The report ultimately blames Russia for not closing the Smolensk airport despite thick fog.
But it also says Polish PM Donald Tusk i gave Lech Kaczynski a faulty plane which had been tinkered with by a Russian firm with links to the Kremlin. It notes that a Polish spy arranged the ill-fated trip, which had low-level security. And it accuses Tusk of letting Russia destroy evidence and then of lying about it to press and to parliament.
"The intensity [of the disinformation campaign] and all that was linked to its wide dissemination shows an element of some kind of preparation," Jaroslaw Kaczynski said at a press conference in Warsaw on Wednesday.
The Kaczynski attack is aimed at scoring points in the Polish general election in October and comes at a sensitive moment for the Tusk administration.

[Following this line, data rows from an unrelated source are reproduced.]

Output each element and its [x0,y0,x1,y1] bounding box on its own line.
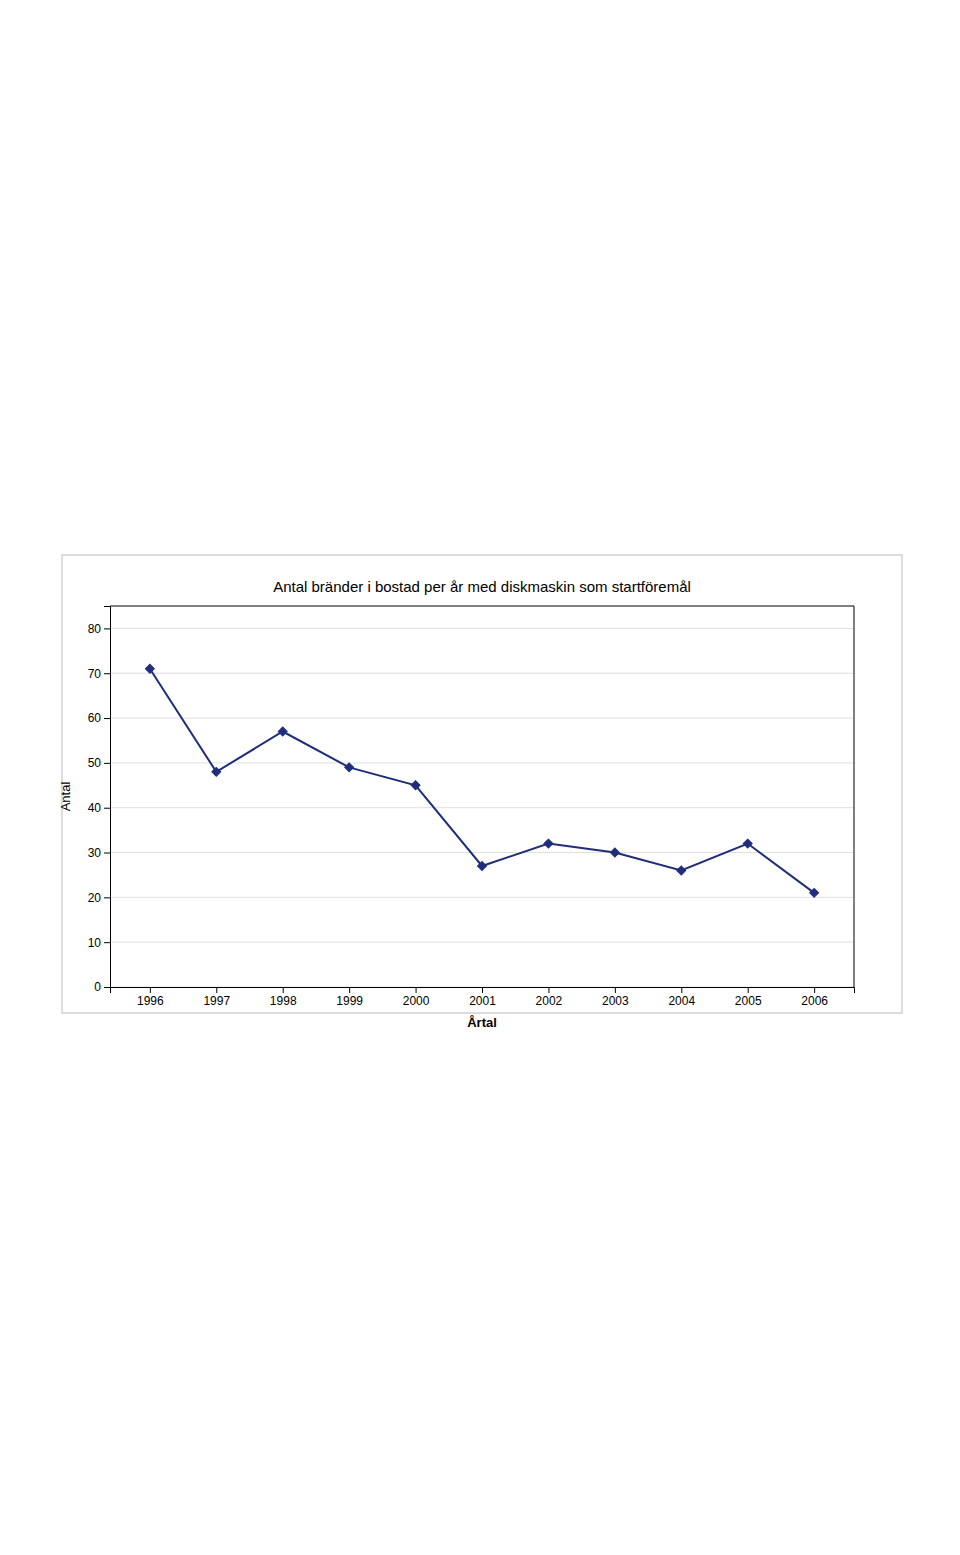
marker [610,848,619,857]
plot: 1996199719981999200020012002200320042005… [88,606,855,1008]
marker [145,664,154,673]
y-tick-label: 50 [88,756,102,770]
y-tick-label: 70 [88,667,102,681]
x-tick-mark [748,987,749,993]
x-tick: 2001 [469,987,496,1008]
y-tick: 0 [94,980,110,994]
y-grid [110,628,854,987]
line [150,669,814,893]
grid-line [110,673,854,674]
marker [345,763,354,772]
y-tick-mark [104,718,110,719]
y-tick-mark [104,853,110,854]
marker [411,781,420,790]
outer-border [62,555,902,1013]
y-tick-label: 0 [94,980,101,994]
x-tick-mark [814,987,815,993]
marker [278,727,287,736]
x-tick-mark [216,987,217,993]
x-tick: 1996 [137,987,164,1008]
grid-line [110,628,854,629]
y-tick: 80 [88,622,110,636]
grid-line [110,762,854,763]
y-tick: 60 [88,711,110,725]
x-tick-mark [150,987,151,993]
x-tick: 1998 [270,987,297,1008]
x-axis-line [111,988,855,994]
x-tick: 2005 [735,987,762,1008]
y-axis: 0 10 20 30 40 50 60 70 80 [88,607,111,995]
x-tick-mark [283,987,284,993]
y-tick: 70 [88,667,110,681]
y-tick-label: 30 [88,846,102,860]
y-tick-label: 80 [88,622,102,636]
grid-line [110,852,854,853]
y-tick-mark [104,673,110,674]
y-tick-mark [104,763,110,764]
y-tick-label: 20 [88,891,102,905]
grid-line [110,807,854,808]
x-tick-label: 2004 [668,994,695,1008]
frame-top [110,606,854,607]
x-tick-mark [416,987,417,993]
x-tick-label: 1999 [336,994,363,1008]
y-tick-mark [104,808,110,809]
x-tick-label: 1996 [137,994,164,1008]
x-tick: 1999 [336,987,363,1008]
marker [810,888,819,897]
grid-line [110,718,854,719]
y-tick-mark [104,897,110,898]
y-tick-label: 40 [88,801,102,815]
x-tick-mark [615,987,616,993]
x-tick-label: 2002 [536,994,563,1008]
x-tick: 1997 [203,987,230,1008]
y-tick-mark [104,942,110,943]
x-tick-mark [482,987,483,993]
y-axis-title: Antal [58,782,73,812]
marker [743,839,752,848]
x-tick-mark [349,987,350,993]
marker [478,862,487,871]
title: Antal bränder i bostad per år med diskma… [273,578,691,595]
y-axis-line [104,607,111,988]
marker [544,839,553,848]
y-tick: 20 [88,891,110,905]
marks [145,664,818,897]
x-tick: 2002 [536,987,563,1008]
y-tick-label: 10 [88,936,102,950]
y-tick: 40 [88,801,110,815]
marker [212,767,221,776]
x-tick-mark [548,987,549,993]
x-tick-label: 2001 [469,994,496,1008]
chart-svg: 1996199719981999200020012002200320042005… [0,0,960,1555]
grid-line [110,942,854,943]
x-axis-title: Årtal [467,1015,497,1030]
grid-line [110,897,854,898]
x-tick: 2003 [602,987,629,1008]
x-tick: 2006 [801,987,828,1008]
y-tick-label: 60 [88,711,102,725]
x-tick-label: 2003 [602,994,629,1008]
y-tick-mark [104,628,110,629]
x-axis: 1996 1997 1998 1999 2000 2001 2002 2003 2004 2005… [111,987,855,1008]
x-tick-label: 1997 [203,994,230,1008]
y-tick: 50 [88,756,110,770]
x-tick-label: 2000 [403,994,430,1008]
y-tick: 30 [88,846,110,860]
x-tick-label: 1998 [270,994,297,1008]
y-tick-mark [104,987,110,988]
x-tick-label: 2006 [801,994,828,1008]
marker [677,866,686,875]
y-tick: 10 [88,936,110,950]
x-tick: 2004 [668,987,695,1008]
x-tick-mark [681,987,682,993]
x-tick: 2000 [403,987,430,1008]
x-tick-label: 2005 [735,994,762,1008]
frame-right [854,606,855,987]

The Smolensk findings are being released one day before Poland takes over the rotating EU presidency on 1 July. The Kaczynski press conference had simultaneous English translation and was web-streamed to a room in the European Parliament in Brussels, where Kaczynski MEPs invited every reporter in town.
Mateusz Kochanowski, a Kaczynski party spokesman in the EU assembly, told EUobserver the "publication of the report had nothing to do with the presidency." Kaczynski himself on the day wished the presidency success and said Poles should stand together on in the international arena.
For their part, Polish officials say the report is part of normal democratic debate, which can spill into the international arena in any country.
The Smolensk assault is not an isolated incident and Warsaw is not as blase as it makes out, however.
When Kaczynski MEPs last week invited Roman Catholic radio-evangelist Tadeusz Rydzyk, a political ally, to the EU parliament, the priest said that Tusk's Poland is becoming an "uncivilised" and "totalitarian" country.
The Polish foreign ministry reacted by sending a note to the Vatican asking it to make sure, in the words of ministry spokesman Marcin Bosacki, that "they will prevent these kinds of statements in future."
Speaking to the Polish parliament on Tuesday about the importance of the EU presidency to Poland in reputational terms, foreign minister Radek Sikorski said: "We are fully aware that every one of our mistakes, where substantial or organisational, will be painfully visible and could have more important consequences than in normal times, outside the presidency, both for the reputation of Poland and our position vis-a-vis our European partners."